SOME cases of myocarditis, non-ischaemic inflammation of the heart muscle, have been recorded following administration of mRNA-based COVID-19 vaccinations. Although certain patients may present with cardiac symptoms after vaccination, including chest pain, shortness of breath, and palpitations, they may not satisfy the diagnostic criteria for acute myocarditis. A novel prospective study has provided evidence of heart muscle inflammation in a small number of participants with acute myocarditis post-COVID-19 vaccination, but not in participants without acute myocarditis.
Cardiac MRI plays a pivotal role in assessing acute myocarditis, with the unparalleled ability for non-invasive characterisation of myocardial tissue, whilst cardiac fluorine 18 (18F) fluorodeoxyglucose (FDG) PET enables analysis of changes in myocardial metabolism. The researchers evaluated 54 participants for potential cardiac sequelae of COVID-19 vaccination at 2-month follow-up, and correlated cardiac symptoms to myocardial tissue changes on FDG PET/MRI, blood biomarkers, health-related quality of life, and adverse outcomes. Participants were either categorised as symptomatic with myocarditis (new cardiac symptoms within 14 days of vaccination and met diagnostic criteria for acute myocarditis); symptomatic without myocarditis (new cardiac symptoms but did not meet criteria for myocarditis); or asymptomatic (no new cardiac symptoms).
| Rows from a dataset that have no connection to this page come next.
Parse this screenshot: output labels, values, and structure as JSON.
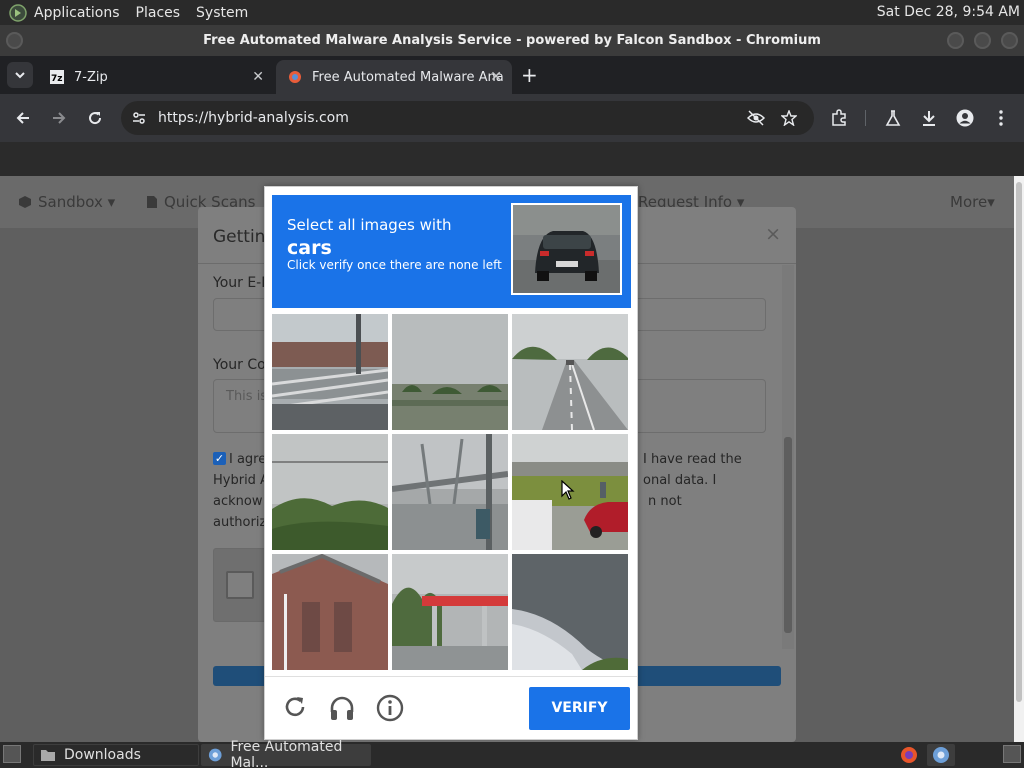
{
  "top_panel": {
    "menus": [
      "Applications",
      "Places",
      "System"
    ],
    "clock": "Sat Dec 28,  9:54 AM"
  },
  "window": {
    "title": "Free Automated Malware Analysis Service - powered by Falcon Sandbox - Chromium"
  },
  "tabs": [
    {
      "title": "7-Zip",
      "icon": "7zip-icon",
      "active": false
    },
    {
      "title": "Free Automated Malware Ana",
      "icon": "falcon-sandbox-icon",
      "active": true
    }
  ],
  "toolbar": {
    "url": "https://hybrid-analysis.com"
  },
  "site_nav": {
    "items": [
      "Sandbox",
      "Quick Scans",
      "Request Info",
      "More"
    ]
  },
  "modal": {
    "title": "Gettin",
    "email_label": "Your E-M",
    "comment_label": "Your Co",
    "comment_placeholder": "This is",
    "agree_line1_left": "I agre",
    "agree_line1_right": "I have read the",
    "agree_line2_link": "Hybrid A",
    "agree_line2_right": "onal data. I",
    "agree_line3_left": "acknow",
    "agree_line3_right": "n not",
    "agree_line4_left": "authoriz"
  },
  "captcha": {
    "instruction": "Select all images with",
    "target": "cars",
    "sub_instruction": "Click verify once there are none left",
    "verify_label": "VERIFY",
    "tiles": [
      "bridge-railing",
      "field-trees",
      "highway",
      "grass-hills",
      "bridge-pole",
      "parking-cars",
      "church",
      "gas-station",
      "car-roof"
    ]
  },
  "taskbar": {
    "items": [
      {
        "label": "Downloads",
        "icon": "folder-icon",
        "active": false
      },
      {
        "label": "Free Automated Mal...",
        "icon": "chromium-icon",
        "active": true
      }
    ]
  },
  "colors": {
    "captcha_blue": "#1a73e8",
    "chrome_dark": "#35363a",
    "tabbar": "#202124"
  }
}
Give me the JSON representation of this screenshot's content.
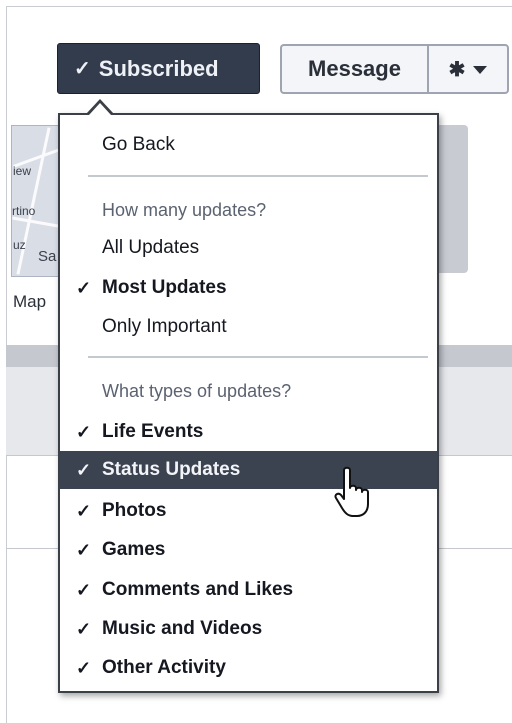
{
  "toolbar": {
    "subscribed_label": "Subscribed",
    "message_label": "Message",
    "gear_icon": "gear-icon"
  },
  "sidebar": {
    "map_label": "Map",
    "map_words": [
      "iew",
      "rtino",
      "Sa",
      "uz"
    ]
  },
  "menu": {
    "go_back": "Go Back",
    "how_many_header": "How many updates?",
    "all_updates": "All Updates",
    "most_updates": "Most Updates",
    "only_important": "Only Important",
    "types_header": "What types of updates?",
    "types": [
      {
        "label": "Life Events",
        "checked": true
      },
      {
        "label": "Status Updates",
        "checked": true,
        "highlighted": true
      },
      {
        "label": "Photos",
        "checked": true
      },
      {
        "label": "Games",
        "checked": true
      },
      {
        "label": "Comments and Likes",
        "checked": true
      },
      {
        "label": "Music and Videos",
        "checked": true
      },
      {
        "label": "Other Activity",
        "checked": true
      }
    ]
  },
  "colors": {
    "subscribed_bg": "#333c4c",
    "highlight_bg": "#3c4350"
  }
}
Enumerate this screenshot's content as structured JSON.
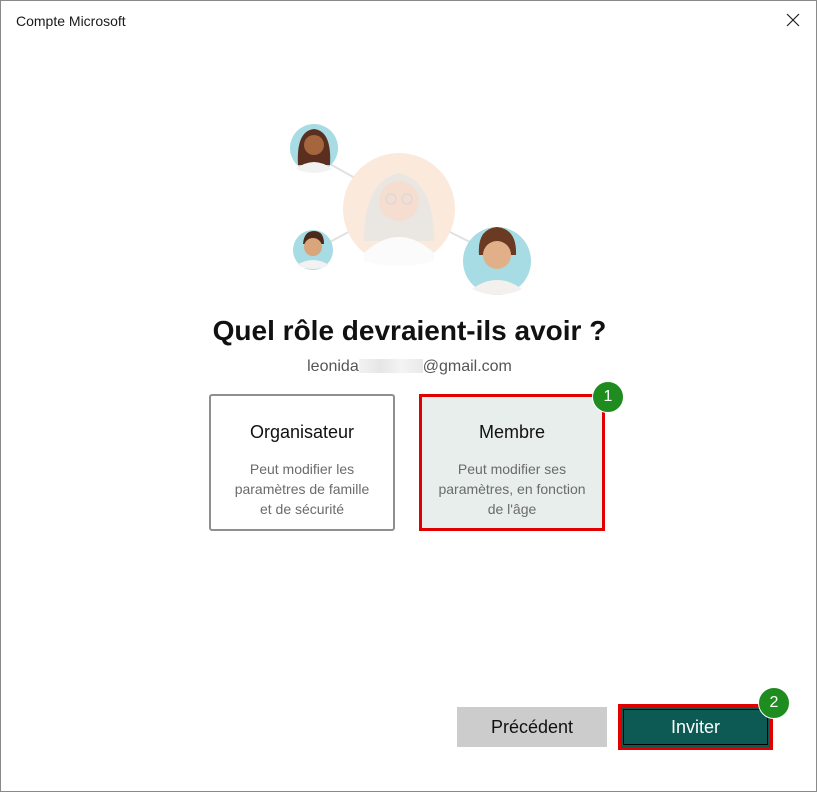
{
  "window": {
    "title": "Compte Microsoft",
    "close_glyph": "✕"
  },
  "heading": "Quel rôle devraient-ils avoir ?",
  "email": {
    "prefix": "leonida",
    "suffix": "@gmail.com"
  },
  "roles": [
    {
      "title": "Organisateur",
      "description": "Peut modifier les paramètres de famille et de sécurité",
      "selected": false
    },
    {
      "title": "Membre",
      "description": "Peut modifier ses paramètres, en fonction de l'âge",
      "selected": true
    }
  ],
  "annotations": {
    "badge_1": "1",
    "badge_2": "2",
    "highlight_color": "#e00000",
    "badge_color": "#1e8c1e"
  },
  "buttons": {
    "previous": "Précédent",
    "invite": "Inviter"
  },
  "icons": {
    "close": "close-icon",
    "illustration": "family-avatars-illustration"
  },
  "colors": {
    "invite_bg": "#0c5a53",
    "previous_bg": "#cccccc",
    "selected_card_bg": "#e7eeec"
  }
}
Out of the 54 participants, 17 were symptomatic with myocarditis, 17 were symptomatic without myocarditis, and 20 were asymptomatic. Besides myocarditis, the participants did not present with any other adverse cardiac events. Two participants with symptomatic myocarditis had focal FDG uptake, showcasing evidence of myocardial inflammation. The symptomatic myocarditis group reported lower health-related quality of life than the asymptomatic group. No participants in the asymptomatic group had focal FDG uptake, myocardial oedema, or impaired ventricular function. None of the symptomatic participants who did not satisfy the diagnostic criteria for acute myocarditis had heightened troponin levels, diminished left ventricular function, or detectable cardiac inflammation. The researchers proposed that symptoms alone are a poor indicator for myocardial injury after vaccination.
Based on the normal cardiac PET, ECG, and blood biomarker findings in the asymptomatic patient group, results suggested that subclinical myocardial injury is not common after COVID-19 vaccination. The researchers expressed their concerns for the possibility of subclinical cardiac disease, but hope that these findings reassure patients who did not experience symptoms post-COVID-19 vaccination. It was acknowledged that future studies are necessary to investigate non-cardiovascular causes of symptoms after vaccination in individuals who do not satisfy the diagnostic criteria for acute myocarditis.